Died April 7, 1974(1974-04-07) (aged 90)
Bethesda, Maryland, U.S.
Political party Democratic
Education Illinois Institute of Technology
Cornell University (BA)
University of Chicago (MA, PhD)

Edwin Griswold Nourse (May 20, 1883 - April 7, 1974) was an American economist. He served as the first chairman of the Council of Economic Advisors between 1946 and 1949.

Born in Lockport, New York, Nourse moved to a western suburb of Chicago at the age of four months, and considered himself a Midwesterner. His father worked in the city as a supervisor of public school music. His sister, Alice Tisdale Hobart, went on to become a bestselling novelist. In high school Nourse enjoyed English and history, and after spending a year at the Louis Institute, went on to Cornell University with an interest in civil engineering. In 1903 he was caught in a wave of typhoid fever that hit campus; upon his return he decided to simply get his A.B., but also took several classes at the College of Agriculture.

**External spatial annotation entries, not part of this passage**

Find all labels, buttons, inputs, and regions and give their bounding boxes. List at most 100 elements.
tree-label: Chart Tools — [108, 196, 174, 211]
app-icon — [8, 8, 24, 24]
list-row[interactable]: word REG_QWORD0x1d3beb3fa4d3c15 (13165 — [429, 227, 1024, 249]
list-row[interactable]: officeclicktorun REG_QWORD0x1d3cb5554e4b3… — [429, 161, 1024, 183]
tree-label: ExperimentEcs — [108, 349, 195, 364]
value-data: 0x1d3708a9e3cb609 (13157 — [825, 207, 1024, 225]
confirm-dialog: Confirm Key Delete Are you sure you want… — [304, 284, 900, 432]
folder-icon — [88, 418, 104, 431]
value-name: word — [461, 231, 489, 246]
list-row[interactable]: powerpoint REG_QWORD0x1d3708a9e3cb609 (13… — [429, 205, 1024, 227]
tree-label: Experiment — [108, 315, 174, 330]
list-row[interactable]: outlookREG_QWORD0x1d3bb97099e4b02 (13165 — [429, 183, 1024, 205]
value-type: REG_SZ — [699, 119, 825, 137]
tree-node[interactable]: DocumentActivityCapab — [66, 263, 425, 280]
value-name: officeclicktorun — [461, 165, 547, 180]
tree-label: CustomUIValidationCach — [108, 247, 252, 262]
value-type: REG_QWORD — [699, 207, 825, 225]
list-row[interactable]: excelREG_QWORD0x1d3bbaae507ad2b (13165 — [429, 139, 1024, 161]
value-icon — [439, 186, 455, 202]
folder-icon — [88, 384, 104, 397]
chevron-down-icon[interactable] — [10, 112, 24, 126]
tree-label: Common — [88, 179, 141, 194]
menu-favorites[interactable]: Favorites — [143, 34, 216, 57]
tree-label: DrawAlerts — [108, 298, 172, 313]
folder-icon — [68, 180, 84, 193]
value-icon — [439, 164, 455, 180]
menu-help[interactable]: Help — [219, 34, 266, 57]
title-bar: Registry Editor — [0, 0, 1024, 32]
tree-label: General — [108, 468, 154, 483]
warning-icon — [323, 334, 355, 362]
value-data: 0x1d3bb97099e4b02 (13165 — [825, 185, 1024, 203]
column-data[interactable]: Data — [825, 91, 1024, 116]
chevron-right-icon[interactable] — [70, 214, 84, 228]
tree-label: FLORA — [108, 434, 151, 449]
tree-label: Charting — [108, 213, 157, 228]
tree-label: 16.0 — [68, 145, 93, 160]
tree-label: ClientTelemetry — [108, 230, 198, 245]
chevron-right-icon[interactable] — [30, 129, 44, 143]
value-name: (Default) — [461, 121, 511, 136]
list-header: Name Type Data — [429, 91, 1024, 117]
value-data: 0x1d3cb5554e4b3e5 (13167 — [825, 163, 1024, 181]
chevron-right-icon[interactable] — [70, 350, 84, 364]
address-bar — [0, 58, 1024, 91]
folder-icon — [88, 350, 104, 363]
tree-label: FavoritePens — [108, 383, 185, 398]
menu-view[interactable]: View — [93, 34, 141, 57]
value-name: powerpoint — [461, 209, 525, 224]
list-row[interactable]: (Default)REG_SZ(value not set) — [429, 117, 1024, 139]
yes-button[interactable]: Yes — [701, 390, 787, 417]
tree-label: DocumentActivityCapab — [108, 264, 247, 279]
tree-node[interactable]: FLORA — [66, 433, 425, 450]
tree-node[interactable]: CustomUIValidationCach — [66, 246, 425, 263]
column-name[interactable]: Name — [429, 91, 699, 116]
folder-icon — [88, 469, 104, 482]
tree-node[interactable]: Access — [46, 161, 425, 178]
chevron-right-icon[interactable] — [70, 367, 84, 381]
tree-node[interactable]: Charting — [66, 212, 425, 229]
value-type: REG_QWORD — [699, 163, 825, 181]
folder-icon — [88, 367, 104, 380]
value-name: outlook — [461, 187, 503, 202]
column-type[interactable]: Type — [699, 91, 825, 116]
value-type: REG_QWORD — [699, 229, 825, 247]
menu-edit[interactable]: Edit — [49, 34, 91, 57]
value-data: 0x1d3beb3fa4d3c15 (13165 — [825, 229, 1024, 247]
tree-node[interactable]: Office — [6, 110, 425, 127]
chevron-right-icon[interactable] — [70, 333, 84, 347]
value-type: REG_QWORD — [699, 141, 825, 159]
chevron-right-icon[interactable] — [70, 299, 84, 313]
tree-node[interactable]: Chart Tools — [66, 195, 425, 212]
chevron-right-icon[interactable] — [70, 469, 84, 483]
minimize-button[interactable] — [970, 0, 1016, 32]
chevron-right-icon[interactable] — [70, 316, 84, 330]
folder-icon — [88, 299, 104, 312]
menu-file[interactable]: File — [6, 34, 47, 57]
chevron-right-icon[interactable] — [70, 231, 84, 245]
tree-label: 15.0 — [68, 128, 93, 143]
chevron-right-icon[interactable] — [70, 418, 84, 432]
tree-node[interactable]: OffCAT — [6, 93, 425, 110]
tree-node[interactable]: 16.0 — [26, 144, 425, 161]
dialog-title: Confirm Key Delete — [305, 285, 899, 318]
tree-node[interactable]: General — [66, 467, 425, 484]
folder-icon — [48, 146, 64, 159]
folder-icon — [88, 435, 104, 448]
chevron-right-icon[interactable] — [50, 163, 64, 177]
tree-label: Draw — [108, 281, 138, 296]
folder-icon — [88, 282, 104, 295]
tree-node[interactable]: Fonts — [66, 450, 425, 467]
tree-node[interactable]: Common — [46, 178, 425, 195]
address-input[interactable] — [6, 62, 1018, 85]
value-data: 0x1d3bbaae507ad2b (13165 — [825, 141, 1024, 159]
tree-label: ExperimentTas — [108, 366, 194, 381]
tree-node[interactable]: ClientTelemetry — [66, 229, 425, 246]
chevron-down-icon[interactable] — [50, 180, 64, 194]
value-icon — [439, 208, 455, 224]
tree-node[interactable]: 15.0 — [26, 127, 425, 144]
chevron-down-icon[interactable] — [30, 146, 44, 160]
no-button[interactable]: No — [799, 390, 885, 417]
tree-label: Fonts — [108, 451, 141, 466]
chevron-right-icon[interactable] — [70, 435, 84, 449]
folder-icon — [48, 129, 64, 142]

Following college, Nourse taught for two years in high school, spent a year on graduate studies, and then came to teach at the Wharton School, where he conceived of agricultural economics. From there he transited through the University of South Dakota, the University of Arkansas, Iowa State College, and on to the University of Chicago, where he received his Ph.D in 1915 for the dissertation "The Chicago Produce Market: A Study of Market Mechanism as a Factor in Price Determination". He continued to study and write about agricultural cooperation.